Levanta a mão um homem anódino, que poderia ser rico ou pobre, corintiano ou palmeirense, da Cracóvia ou Quixeramobim: "Prazer, eu sou o Sicrano. Eu não tenho lugar de fala pra saber o seu sofrimento, tá, +1? Mas eu, no caso, me sinto assim um -3. Fulano já não merece nome nem rosto, Beltrano menos ainda, aí venho eu, o último colocado dos desvalidos. O cocô do cavalo do bandido. O bandido, claro, é o Fulano, o cavalo é o Beltrano e o Sicrano aqui é o cocô". "Calma", diz a terapeuta. "Todo mundo tem valor nessa sala. Já já a gente entra mais nisso. Próximo?"
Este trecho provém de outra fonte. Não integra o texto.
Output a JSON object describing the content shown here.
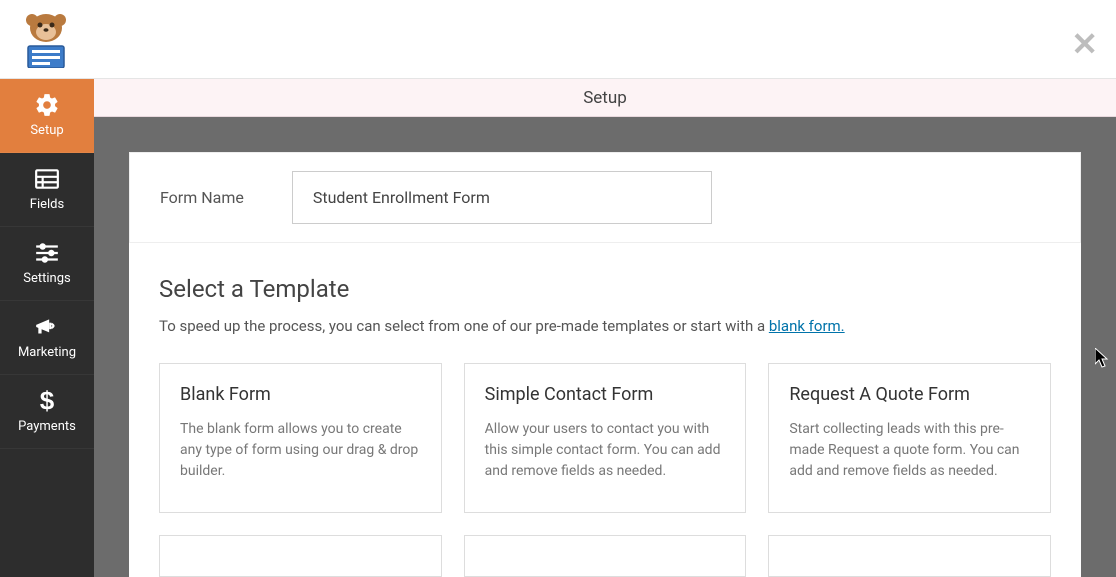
{
  "header": {
    "close_label": "✕"
  },
  "sidebar": {
    "items": [
      {
        "label": "Setup"
      },
      {
        "label": "Fields"
      },
      {
        "label": "Settings"
      },
      {
        "label": "Marketing"
      },
      {
        "label": "Payments"
      }
    ]
  },
  "secondary_header": {
    "title": "Setup"
  },
  "form_name": {
    "label": "Form Name",
    "value": "Student Enrollment Form"
  },
  "templates": {
    "title": "Select a Template",
    "desc_prefix": "To speed up the process, you can select from one of our pre-made templates or start with a ",
    "desc_link": "blank form.",
    "cards": [
      {
        "title": "Blank Form",
        "desc": "The blank form allows you to create any type of form using our drag & drop builder."
      },
      {
        "title": "Simple Contact Form",
        "desc": "Allow your users to contact you with this simple contact form. You can add and remove fields as needed."
      },
      {
        "title": "Request A Quote Form",
        "desc": "Start collecting leads with this pre-made Request a quote form. You can add and remove fields as needed."
      }
    ]
  }
}
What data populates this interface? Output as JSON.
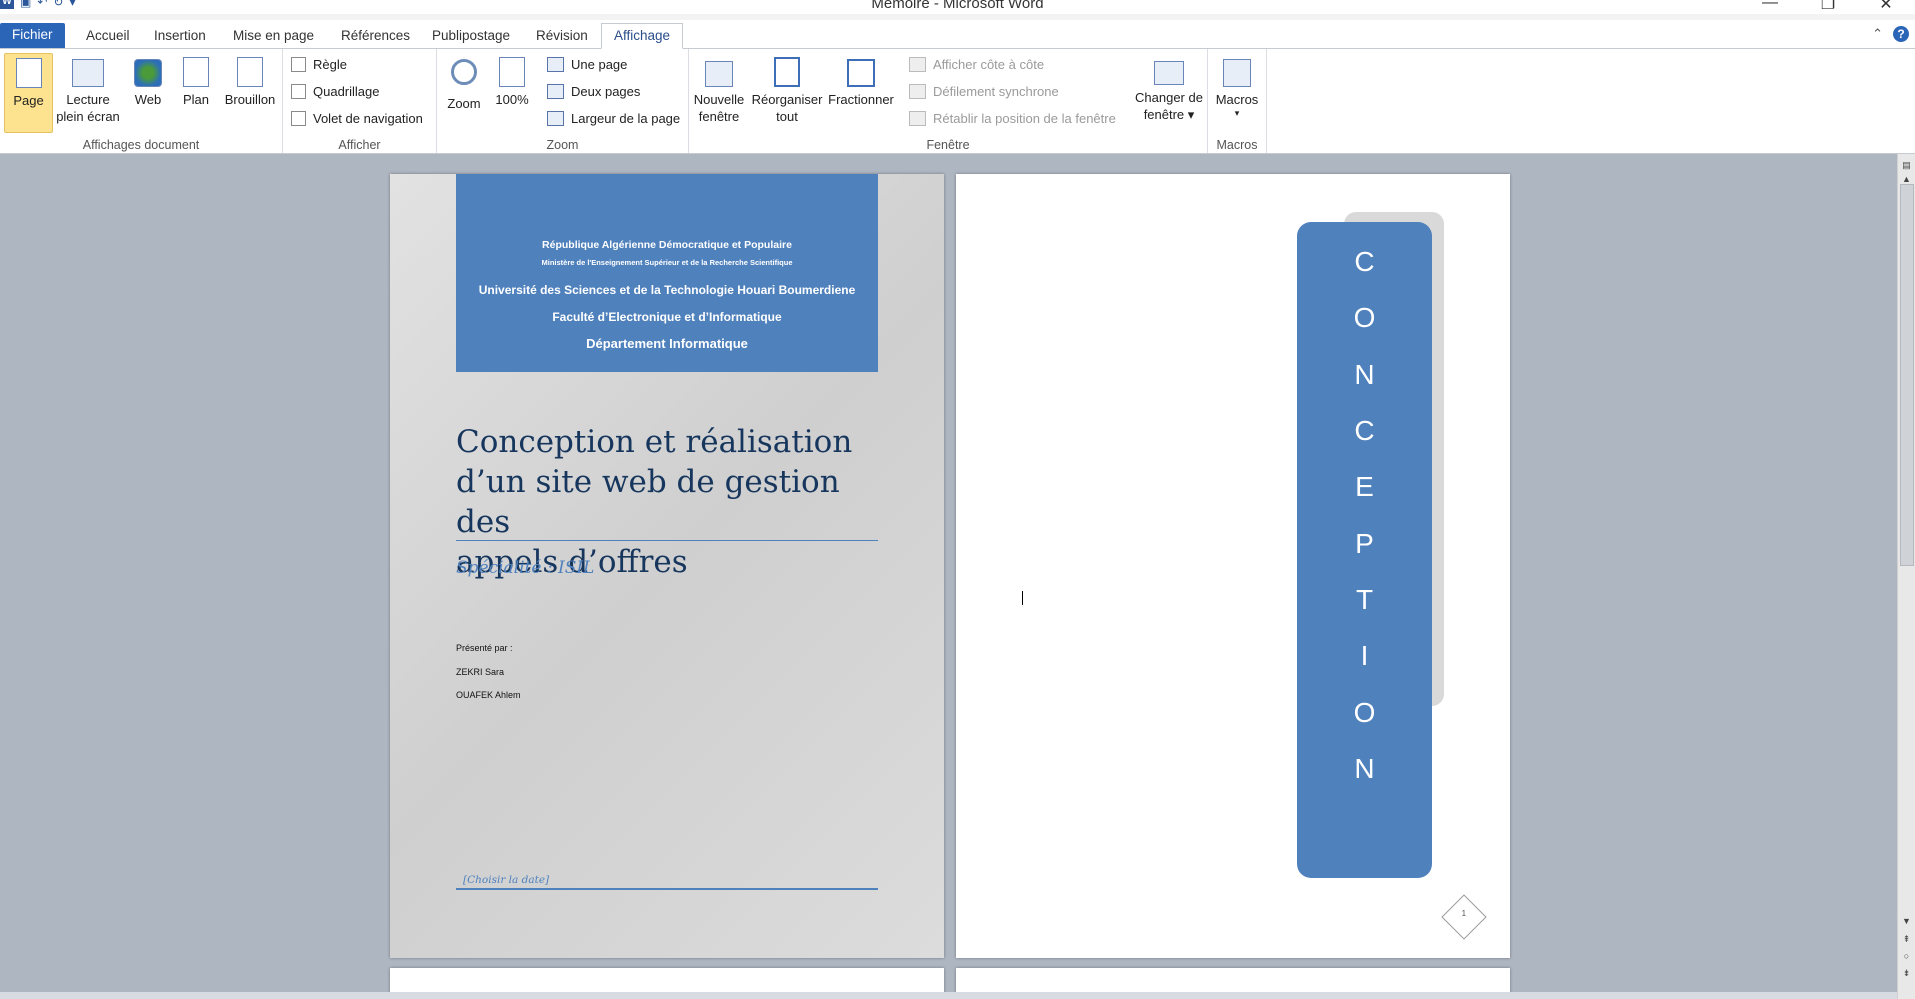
{
  "window": {
    "title": "Memoire - Microsoft Word",
    "app_icon": "W",
    "controls": [
      "—",
      "❐",
      "✕"
    ]
  },
  "tabs": [
    {
      "label": "Fichier"
    },
    {
      "label": "Accueil"
    },
    {
      "label": "Insertion"
    },
    {
      "label": "Mise en page"
    },
    {
      "label": "Références"
    },
    {
      "label": "Publipostage"
    },
    {
      "label": "Révision"
    },
    {
      "label": "Affichage"
    }
  ],
  "help_label": "?",
  "ribbon": {
    "affichages_document": {
      "label": "Affichages document",
      "page": "Page",
      "lecture_1": "Lecture",
      "lecture_2": "plein écran",
      "web": "Web",
      "plan": "Plan",
      "brouillon": "Brouillon"
    },
    "afficher": {
      "label": "Afficher",
      "regle": "Règle",
      "quadrillage": "Quadrillage",
      "volet": "Volet de navigation"
    },
    "zoom": {
      "label": "Zoom",
      "zoom": "Zoom",
      "cent": "100%",
      "une_page": "Une page",
      "deux_pages": "Deux pages",
      "largeur": "Largeur de la page"
    },
    "fenetre": {
      "label": "Fenêtre",
      "nouvelle_1": "Nouvelle",
      "nouvelle_2": "fenêtre",
      "reorg_1": "Réorganiser",
      "reorg_2": "tout",
      "fractionner": "Fractionner",
      "cote": "Afficher côte à côte",
      "defilement": "Défilement synchrone",
      "retablir": "Rétablir la position de la fenêtre",
      "changer_1": "Changer de",
      "changer_2": "fenêtre ▾"
    },
    "macros": {
      "label": "Macros",
      "macros": "Macros",
      "arrow": "▾"
    }
  },
  "document": {
    "cover": {
      "line1": "République Algérienne Démocratique et Populaire",
      "line2": "Ministère de l'Enseignement  Supérieur et de la Recherche Scientifique",
      "line3": "Université des Sciences et de la Technologie Houari Boumerdiene",
      "line4": "Faculté d’Electronique et d’Informatique",
      "line5": "Département Informatique",
      "title_1": "Conception et réalisation",
      "title_2": "d’un site web de gestion des",
      "title_3": "appels d’offres",
      "subtitle": "Spécialité : ISIL",
      "presente": "Présenté par :",
      "author1": "ZEKRI Sara",
      "author2": "OUAFEK Ahlem",
      "date": "[Choisir la date]"
    },
    "page2": {
      "letters": [
        "C",
        "O",
        "N",
        "C",
        "E",
        "P",
        "T",
        "I",
        "O",
        "N"
      ],
      "page_number": "1"
    }
  }
}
A ilustração de Adams Carvalho, publicada na Folha de São Paulo no dia 04 de Junho de 2023, mostra o desenho de três homens, em plano médio, representando as personagens descritas na crônica.
Adams Carvalho

O último cara tem pinta de roqueiro decadente: calça de couro, bota e cabelo acaju. Traz a marra defensiva dos que sentem que a humanidade lhes deve. "Fala, galera, eu sou o Outro". Sicrano se admira. "O Outro, tipo, o Ricardão?". "Não, o outro, tipo, ‘Ah, é como diz o outro: antes vale um pássaro na mão do que dois voando’. ‘Ah, é como diz o outro: casa de ferreiro, espeto de pau’. Eu sou o maior poeta popular desse país, mais citado que Raul Seixas e não recebo reconhecimento nem direito autoral. Se eu ganhasse um centavo a cada vez que usassem uma frase minha, tava rico e frequentando todas as festas do +1."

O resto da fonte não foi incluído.